An Impossible Place
Water appears in a lot of my pictures. It stands for a desire to return to something, a uterine, primordial fantasy of return, but also a desire to be outside of yourself. One of my early bodies of work was of figures isolated in the water, which was an early memory, of swimming in a lake next to our house at night, the water becoming this thick viscous liquid, heavy with the heat from the previous summer day. It has a sensuality that is both frightening and exhilarating; the sense of being outside on your own and diving into complete darkness. Water as a containing and holding thing, like a boat floating, but also covering and cloaking. Water as a place of escape, almost of your own physicality. That's something I've returned to a lot, that it's a way to escape your body and its separateness from everything else.
The people in the pictures are not returning the gaze of the camera. It's not about their confrontation with me, the photographer. It's about them becoming the individuals who are imagining this fantasy landscape. I have always worked with people but I don't really see my work as portraiture. It sounds contradictory but it's not about that person as an individual although it is about my relationship with them, about the fascination and desire these bodies evoke as a mother or lover. They are turned away, as though withdrawn inside themselves in a state of imagining or dreaming. This withdrawal also always refers back to a sense of loss and grief, which is implicit in all the work. The loss and grief is a lot to do with my relationship to picture making: that it is in place of something missing, that it is trying to fill something when that is impossible. Maybe it is an anxiety about not being able to hold on to people and being in constant fear of losing them. By making something physical I create a world I can both momentarily control and escape into.

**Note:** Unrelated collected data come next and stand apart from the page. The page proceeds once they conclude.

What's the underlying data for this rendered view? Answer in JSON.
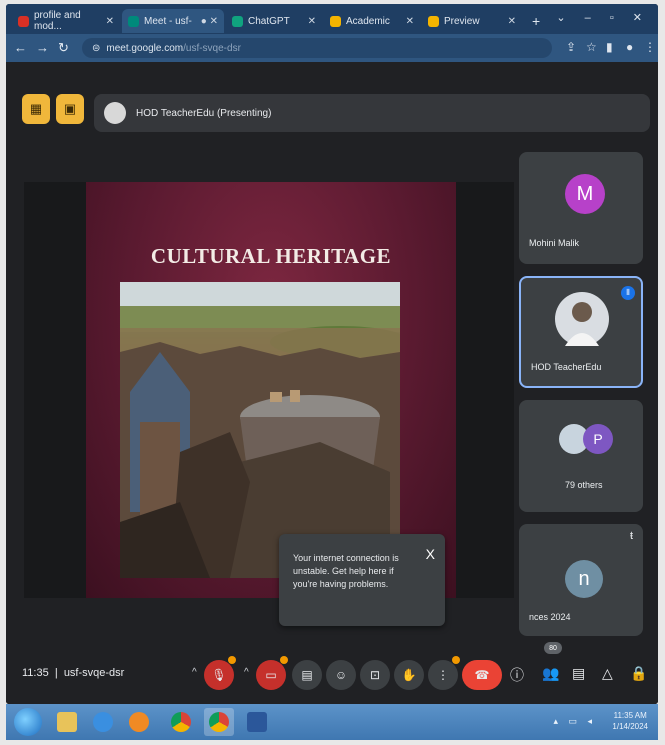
{
  "browser": {
    "tabs": [
      {
        "label": "profile and mod...",
        "icon": "gmail-icon",
        "color": "#d93025"
      },
      {
        "label": "Meet - usf-",
        "icon": "meet-icon",
        "color": "#00897b",
        "active": true
      },
      {
        "label": "ChatGPT",
        "icon": "chatgpt-icon",
        "color": "#10a37f"
      },
      {
        "label": "Academic",
        "icon": "doc-icon",
        "color": "#f4b400"
      },
      {
        "label": "Preview",
        "icon": "doc-icon",
        "color": "#f4b400"
      }
    ],
    "url_host": "meet.google.com",
    "url_path": "/usf-svqe-dsr"
  },
  "meet": {
    "presenter_label": "HOD TeacherEdu (Presenting)",
    "slide_title": "CULTURAL HERITAGE",
    "participants": [
      {
        "name": "Mohini Malik",
        "initial": "M",
        "color": "#b741c9"
      },
      {
        "name": "HOD TeacherEdu",
        "initial": "",
        "color": "#d9dde2"
      },
      {
        "name": "79 others",
        "initial": "P",
        "color": "#7e57c2"
      },
      {
        "name": "nces 2024",
        "initial": "n",
        "color": "#6f8fa3"
      }
    ],
    "toast_text": "Your internet connection is unstable. Get help here if you're having problems.",
    "toast_close": "X",
    "time": "11:35",
    "meeting_code": "usf-svqe-dsr",
    "people_count": "80"
  },
  "taskbar": {
    "clock_time": "11:35 AM",
    "clock_date": "1/14/2024"
  }
}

It is becoming more important that the people I work with understand what I'm doing, so there is no need to verbalise what the image is about. There is an unspoken understanding of what I'm drawing upon because they know me so well, and the physicality of this relationship is crucial in my work. Some of the images are in Florida, some are in Germany in the Rhine Valley, near the Black Forest, which is where I'm from and some are from London in my studio inside my home. In the moment of photographing, the swamp of dead trees in Germany and the jungle and rivers in different parts of Florida, you feel like you are in the wilds, but in reality if you walk for 5 minutes you're back in built up areas. In fact, when I was taking the picture of my parents I could actually hear a big road a few hundred metres away. But when I'm looking through the camera all that falls away. It's similar to the way I build small sets inside my studio. It may only take up a few metres but in that moment with the backdrops, and the studio lights, and the plants and props, looking through the camera, it feels like you can't imagine anything else around it. That is the world.
I have begun painting into some of the pictures. It was a way of working outside but having control and maintaining the element of fantasy, in the way I do when I work in the studio. I suppose by painting into them, they almost become like painted theatre backdrops, which I have worked with in some images. I want to take it away from it being about a specific place. Perhaps it is about it being an impossible place.
From an interview with Richard West.